Sunday 18 April 2010

prometheus unbound


Ragnar Th. Sigurdsson in Iceland (via) - compare with my own shot (from last December)

Above me the full glory of the Northern Lights was spread across the night sky, a magnificent slow-moving dance of green haze. “I think this is a life-changing phenomenon,” I said. “It’s the tipping point in my understanding. When I moved from Australia to Europe I had to accustom myself to a completely unfamiliar sky, strange new patterns of celestial and solar arrangements, but it is only now, now! Here! That I really comprehend the full significance of what it means to stand on the surface of a spherical body moving through space!” There was an uncomfortable pause, then Borja looked up from adjusting his tripod “Man, it just looks like a slow Mac screensaver.”

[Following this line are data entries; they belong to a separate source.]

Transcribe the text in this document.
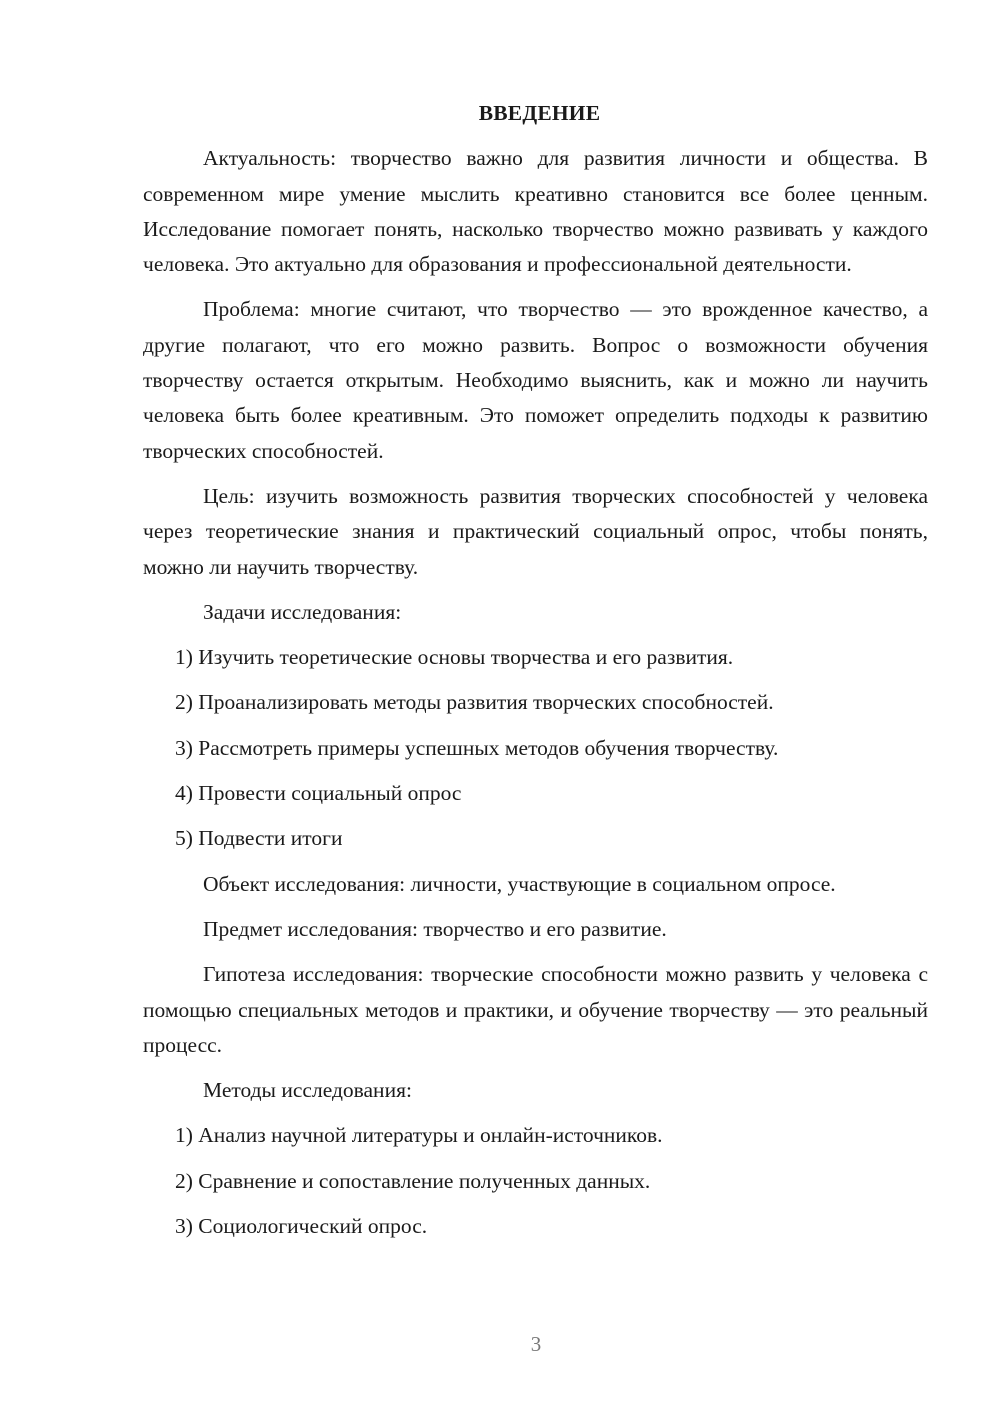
ВВЕДЕНИЕ

Актуальность: творчество важно для развития личности и общества. В современном мире умение мыслить креативно становится все более ценным. Исследование помогает понять, насколько творчество можно развивать у каждого человека. Это актуально для образования и профессиональной деятельности.

Проблема: многие считают, что творчество — это врожденное качество, а другие полагают, что его можно развить. Вопрос о возможности обучения творчеству остается открытым. Необходимо выяснить, как и можно ли научить человека быть более креативным. Это поможет определить подходы к развитию творческих способностей.

Цель: изучить возможность развития творческих способностей у человека через теоретические знания и практический социальный опрос, чтобы понять, можно ли научить творчеству.

Задачи исследования:

1) Изучить теоретические основы творчества и его развития.
2) Проанализировать методы развития творческих способностей.
3) Рассмотреть примеры успешных методов обучения творчеству.
4) Провести социальный опрос
5) Подвести итоги

Объект исследования: личности, участвующие в социальном опросе.

Предмет исследования: творчество и его развитие.

Гипотеза исследования: творческие способности можно развить у человека с помощью специальных методов и практики, и обучение творчеству — это реальный процесс.

Методы исследования:

1) Анализ научной литературы и онлайн-источников.
2) Сравнение и сопоставление полученных данных.
3) Социологический опрос.
3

And he was right. It was maybe even less impressive than a Mac screensaver. But I learnt something in Iceland, amidst the violent geysers and tectonic rifts, and that was that our planet is completely indifferent to us.

It may seem naïve, to say the least, but if you really look into the mentality behind the world’s response to the volcano you find… indignation. It is, however, indignation without object, since no one is actually to blame. American news invariably takes the ‘authorities failing to act’ + ‘massive financial losses’ double spin, while the BBC is perhaps a little more stoic about it all.

I was under the impression, living in a large city, that nature had been vanquished some time ago – living on only in massive agricultural complexes, or at the motorway verge. We conquered the world, and now we find it irreverent to our trans-Atlantic and European air transport, and all the brouhaha that ensues. This is frankly pretty irritating, made worse by our complete lack of control in the situation.

If you are one of the many trapped by the volcano (not literally) my only words of solace would be to remember that whatever dubious evidence remains for a god indicates clearly that it is not a personal or loving deity, but a watchmaker who left to go down the pub ages ago. The best you can do in the face of such divine indifference is to brave it with as much stoicism as possible.

Or you can follow me and the demiurge to the Black Dog, which is where I’m off now: get with the times Peeps.